Charles Chaplin, A Woman of Paris
The formation of United Artists was something of a gamble for the four stars involved — director D.W. Griffith and stars Charles Chaplin, Douglas Fairbanks, and Mary Pickford — as it put the weight of the company’s solvency almost entirely on the financial success of the films they made for it. Chaplin was in a bit of a spot in terms of contributing to that success, since he was still locked into a contract with the First National Company. Once free from it, he made the peculiar decision that his maiden effort for the company he co-founded would be a film that he not only didn’t appear in, but that was entirely out of his style. A Woman of Paris was a feature-length melodrama starring his frequent leading lady Edna Purviance, and Chaplin only made a blink-and-you’ll-miss-it appearance as a porter (out of his customary “Little Tramp” costume).

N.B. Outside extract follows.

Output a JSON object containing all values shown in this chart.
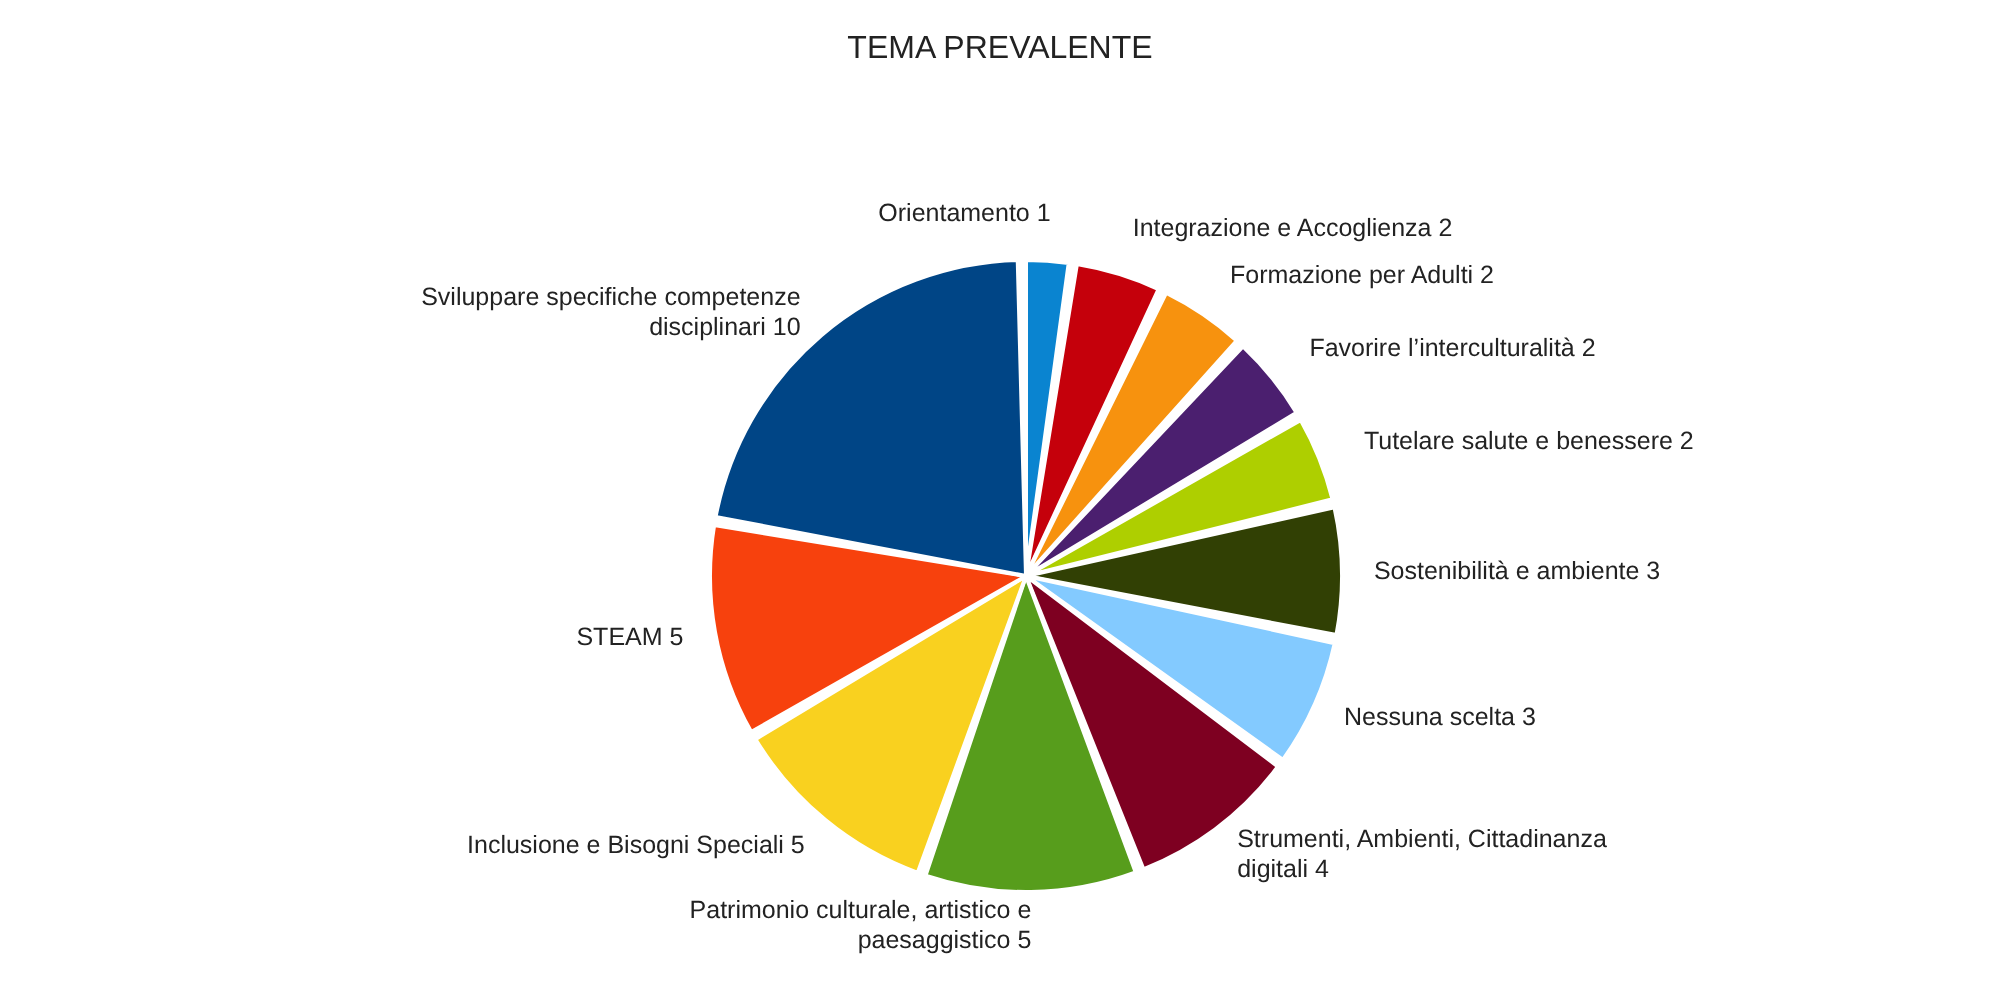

But audiences in that pre-hype, pre-Entertainment Weekly, pre-“behind the scenes” atmosphere weren’t prepared for either the film’s serious nature of his absence from it; they only knew it was a new Charlie Chaplin film, and were disappointed when it wasn’t a laugh riot. He’d worked dramatic elements into his films before (particularly his feature directorial debut, The Kid), but A Woman of Paris was too drab for 1923 audiences, and box office was tepid. Chaplin would continue to work serious themes and moments into his subsequent films, but he only made one more drama — and 1952’s Limelight included several on-stage comic set pieces to satisfy viewers looking for laughs.
Those are the directors who surprised us with their unexpected projects—who are yours?